C'è un'Ape che se posa su un bottone di rosa: lo succhia e se ne va... Tutto sommato, la felicità è una piccola cosa. Buonanotte tesoro. Mamma (senza punto)
Da: Titti A: Letizia Data: 2 febbraio 2009 18:21 Oggetto: Da Scarpette rosse ai sagrestani Mia cara Letizia, qualche giorno fa, cercando un telegiornale, mi sono imbattuta nella trasmissione quotidiana e diurna di Augias, ormai verso la fine. Ho sentito però un simpatico giovanotto darci dentro sul Vaticano. Sai chi era? Era Vito Mancuso di cui mi hai parlato tu e che io credevo un vecchio barbogio. Ha parlato anche con molto affetto del cardinal Martini che perfino io apprezzo e rispetto. Avevano ragione a dire che non sarebbe mai diventato Papa e che piaceva solo alle sinistre! Intanto Scarpette rosse (è così che chiamo Benedetto XVI nell'intimità) ne infilava una dopo l'altra riuscendo a inimicarsi gli islamici e gli ebrei. Non si diceva ai tempi della SISAL che fare 0 era altrettanto difficile che conseguire il 13? Dimmi come stanno i tuoi sagrestani anzi, se ti va, mandameli in allegato perché quest'anno sono stata cattiva e non mi toccherà una copia della Strenna. E pensare che avevo trovato un argomento carino e possibile, cosa non facile per me che debbo escludere per le ricerche persino un riscontro in biblioteca o una semplice telefonata. Ho dovuto subordinare tutto al mio libro che spero venga almeno decente e di cui manca soltanto la fine-fine. Un abbraccio affettuoso. Titti
Da: Titti A: Mirella Data: 3 giugno 2009 15:16 Oggetto: Uomini e donne Mirellik, solo una donna avrebbe potuto scegliere dei fiori così belli. Solo a una donna sarebbe venuta in mente la scatoletta con le gardenie per far godere il mio senso preferito. Ma, allora, perché rincorriamo gli uomini? Ciao. Titti »

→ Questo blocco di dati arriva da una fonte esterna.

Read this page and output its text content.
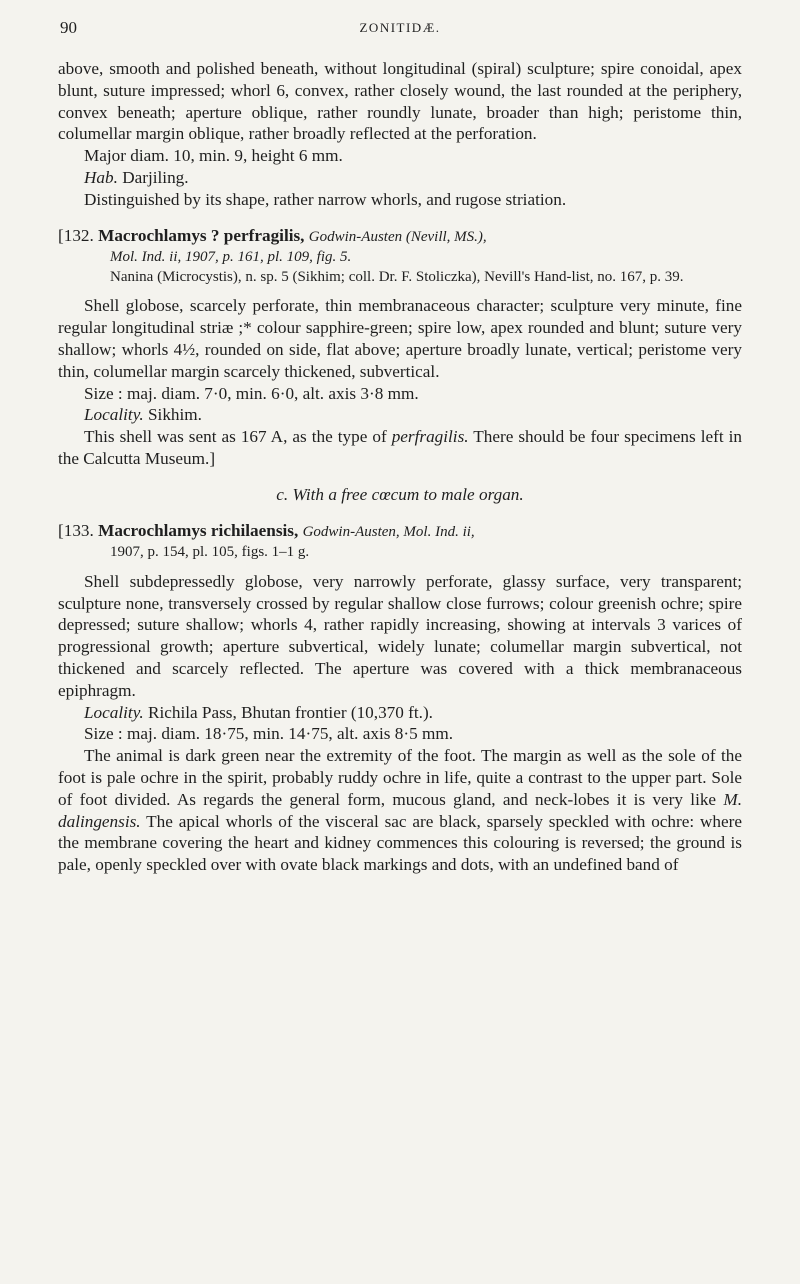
90	ZONITIDÆ.

above, smooth and polished beneath, without longitudinal (spiral) sculpture; spire conoidal, apex blunt, suture impressed; whorl 6, convex, rather closely wound, the last rounded at the periphery, convex beneath; aperture oblique, rather roundly lunate, broader than high; peristome thin, columellar margin oblique, rather broadly reflected at the perforation.

Major diam. 10, min. 9, height 6 mm.

Hab. Darjiling.

Distinguished by its shape, rather narrow whorls, and rugose striation.

[132. Macrochlamys ? perfragilis, Godwin-Austen (Nevill, MS.),
Mol. Ind. ii, 1907, p. 161, pl. 109, fig. 5.
Nanina (Microcystis), n. sp. 5 (Sikhim; coll. Dr. F. Stoliczka), Nevill's Hand-list, no. 167, p. 39.

Shell globose, scarcely perforate, thin membranaceous character; sculpture very minute, fine regular longitudinal striæ ;* colour sapphire-green; spire low, apex rounded and blunt; suture very shallow; whorls 4½, rounded on side, flat above; aperture broadly lunate, vertical; peristome very thin, columellar margin scarcely thickened, subvertical.

Size : maj. diam. 7·0, min. 6·0, alt. axis 3·8 mm.

Locality. Sikhim.

This shell was sent as 167 A, as the type of perfragilis. There should be four specimens left in the Calcutta Museum.]

c. With a free cœcum to male organ.

[133. Macrochlamys richilaensis, Godwin-Austen, Mol. Ind. ii,
1907, p. 154, pl. 105, figs. 1–1 g.

Shell subdepressedly globose, very narrowly perforate, glassy surface, very transparent; sculpture none, transversely crossed by regular shallow close furrows; colour greenish ochre; spire depressed; suture shallow; whorls 4, rather rapidly increasing, showing at intervals 3 varices of progressional growth; aperture subvertical, widely lunate; columellar margin subvertical, not thickened and scarcely reflected. The aperture was covered with a thick membranaceous epiphragm.

Locality. Richila Pass, Bhutan frontier (10,370 ft.).

Size : maj. diam. 18·75, min. 14·75, alt. axis 8·5 mm.

The animal is dark green near the extremity of the foot. The margin as well as the sole of the foot is pale ochre in the spirit, probably ruddy ochre in life, quite a contrast to the upper part. Sole of foot divided. As regards the general form, mucous gland, and neck-lobes it is very like M. dalingensis. The apical whorls of the visceral sac are black, sparsely speckled with ochre: where the membrane covering the heart and kidney commences this colouring is reversed; the ground is pale, openly speckled over with ovate black markings and dots, with an undefined band of
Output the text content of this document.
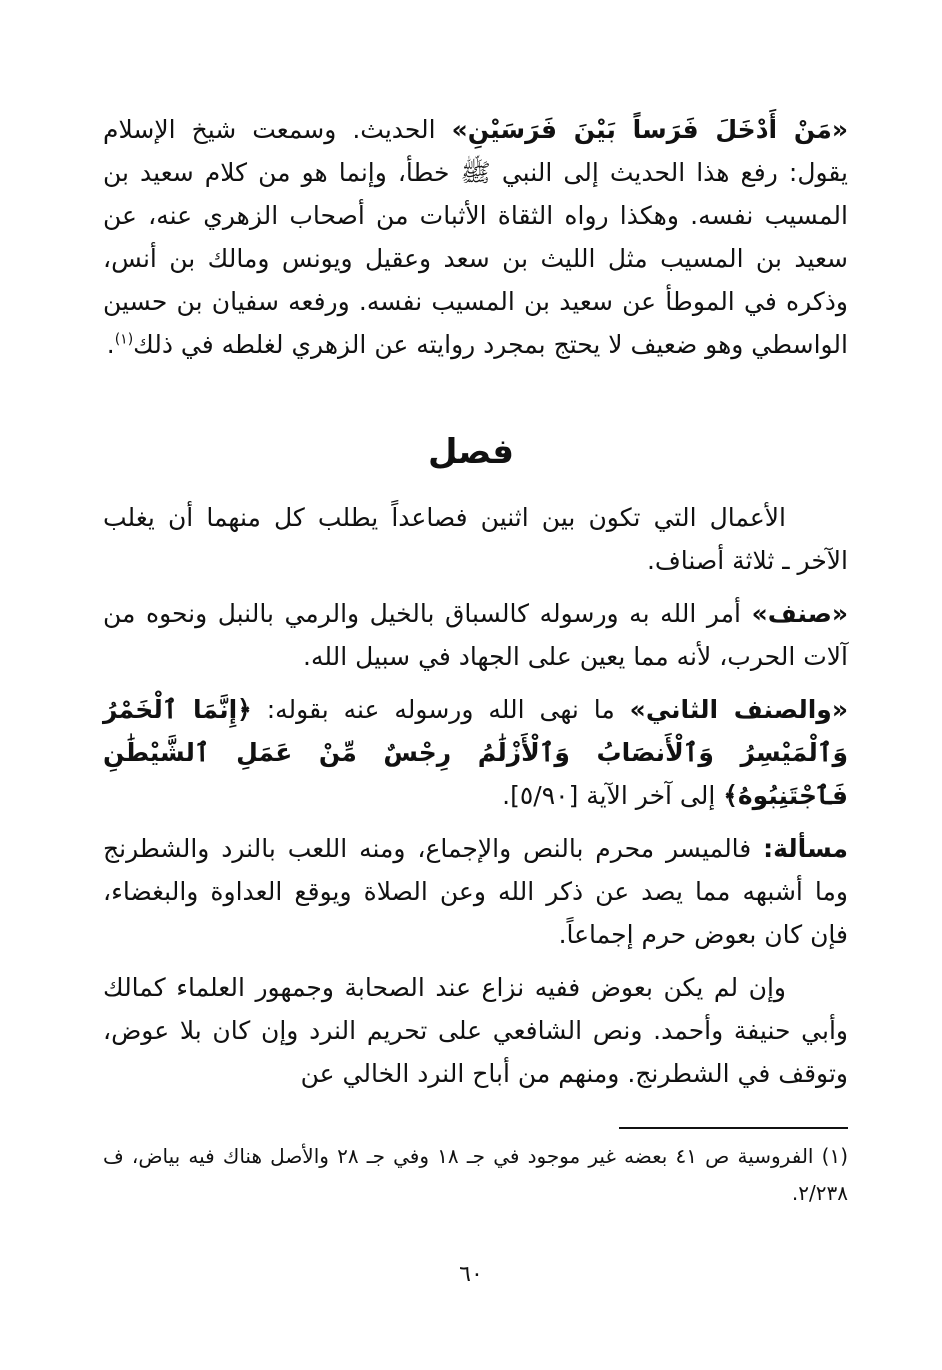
«مَنْ أَدْخَلَ فَرَساً بَيْنَ فَرَسَيْنِ» الحديث. وسمعت شيخ الإسلام يقول: رفع هذا الحديث إلى النبي ﷺ خطأ، وإنما هو من كلام سعيد بن المسيب نفسه. وهكذا رواه الثقاة الأثبات من أصحاب الزهري عنه، عن سعيد بن المسيب مثل الليث بن سعد وعقيل ويونس ومالك بن أنس، وذكره في الموطأ عن سعيد بن المسيب نفسه. ورفعه سفيان بن حسين الواسطي وهو ضعيف لا يحتج بمجرد روايته عن الزهري لغلطه في ذلك$^{(١)}$.

فصل

الأعمال التي تكون بين اثنين فصاعداً يطلب كل منهما أن يغلب الآخر ـ ثلاثة أصناف.

«صنف» أمر الله به ورسوله كالسباق بالخيل والرمي بالنبل ونحوه من آلات الحرب، لأنه مما يعين على الجهاد في سبيل الله.

«والصنف الثاني» ما نهى الله ورسوله عنه بقوله: ﴿إِنَّمَا ٱلْخَمْرُ وَٱلْمَيْسِرُ وَٱلْأَنصَابُ وَٱلْأَزْلَٰمُ رِجْسٌ مِّنْ عَمَلِ ٱلشَّيْطَٰنِ فَٱجْتَنِبُوهُ﴾ إلى آخر الآية [٥/٩٠].

مسألة: فالميسر محرم بالنص والإجماع، ومنه اللعب بالنرد والشطرنج وما أشبهه مما يصد عن ذكر الله وعن الصلاة ويوقع العداوة والبغضاء، فإن كان بعوض حرم إجماعاً.

وإن لم يكن بعوض ففيه نزاع عند الصحابة وجمهور العلماء كمالك وأبي حنيفة وأحمد. ونص الشافعي على تحريم النرد وإن كان بلا عوض، وتوقف في الشطرنج. ومنهم من أباح النرد الخالي عن

(١) الفروسية ص ٤١ بعضه غير موجود في جـ ١٨ وفي جـ ٢٨ والأصل هناك فيه بياض، ف ٢/٢٣٨.

٦٠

« DOPO Non ci sei più e il cielo appare vuoto il sole è stanco di far capriole la luna ha le sue cose e le maree impazzite ricoprono la terra. Le stelle hanno scoperto con terrore leggendo un libro di fantascienza che moriranno spente oppur bruciate. La festa del solstizio è rimandata, di quella prima nessuno più parla. Soltanto noi restiamo a ricordarla. » (Scendo. Buon proseguimento)
La signora Marisa Caddeo ha letto una bellissima poesia in lingua sarda logudorese, da lei composta e recitata con calda passione. Gli applausi dei presenti sono stati spontanei e calorosi. Purtroppo anche di questa poesia non possiedo il file e quindi ne trascrivo solo alcuni versi, anche perché il testo è abbastanza lungo.
"S'umana oghe. Che raju de sole lughente a manzanu naschiet sa vida dae nudda: unu ispantu de bisu vena de aqua po fagher fecundu de amore su mundu... ...Homines si ancora credides d'esser umanidade a oghe manna narade no a s'odiu no a sa violentzia no a sa guerra non torchides unu pelu non bettades una lacrima unu stiddiu de sambene. Non b'hat pius tempus s'iscuru ‘e sa notte podet non connoshere oius lughe d'albeschida."
Il professor Franco Ferro ci ha riservato una citazione da Abramo Lincoln, neppure tanto velatamente allusiva (come a lui piace) alla situazione politica italiana.“Si può ingannare tutti per un po’, si può ingannare qualcuno per sempre, ma non è possibile ingannare tutti per sempre.”
E per la conclusione di queste letture ha provveduto la signora Giovanna Mocci, con una sua composizione molto apprezzata dai presenti.
"Fine anno scolastico. Un altro anno volge al termine Tra giorni belli e brutti. Però stasera è festa ci ritroviamo tutti a dirci com'è bello Il farci compagnia Anche quando nell'anima Non c'è molta allegria. Ma alla fin di questo incontro C'è un'ultima emozione Il nostro Presidente il suo discorso Espone con voce assai tonante Rivolto a noi "studenti" Silenti e rispettosi Ascoltiamolo raccolti... ...sperando che si sbrighi poichè siam tutti ansiosi di salutarci ancora levando in alto i calici in un frizzante brindisi."
La serata ha trovato il suo dolce epilogo in un piacevole e fornito buffet, e si è quindi conclusa fra baci e abbracci. Con alcuni ci si ritroverà fra qualche giorno per un viaggio, speriamo felice, in Polonia. Con tutti gli altri l'arrivederci è per l'inizio del nuovo anno accademico, alla fine di una lunga estate. Naturalmente, come diciamo noi in Sardegna, si Deus cheret (e sos carabineris lu permittini). Un abbraccio affettuoso a tutti da parte di Nino Dejosso.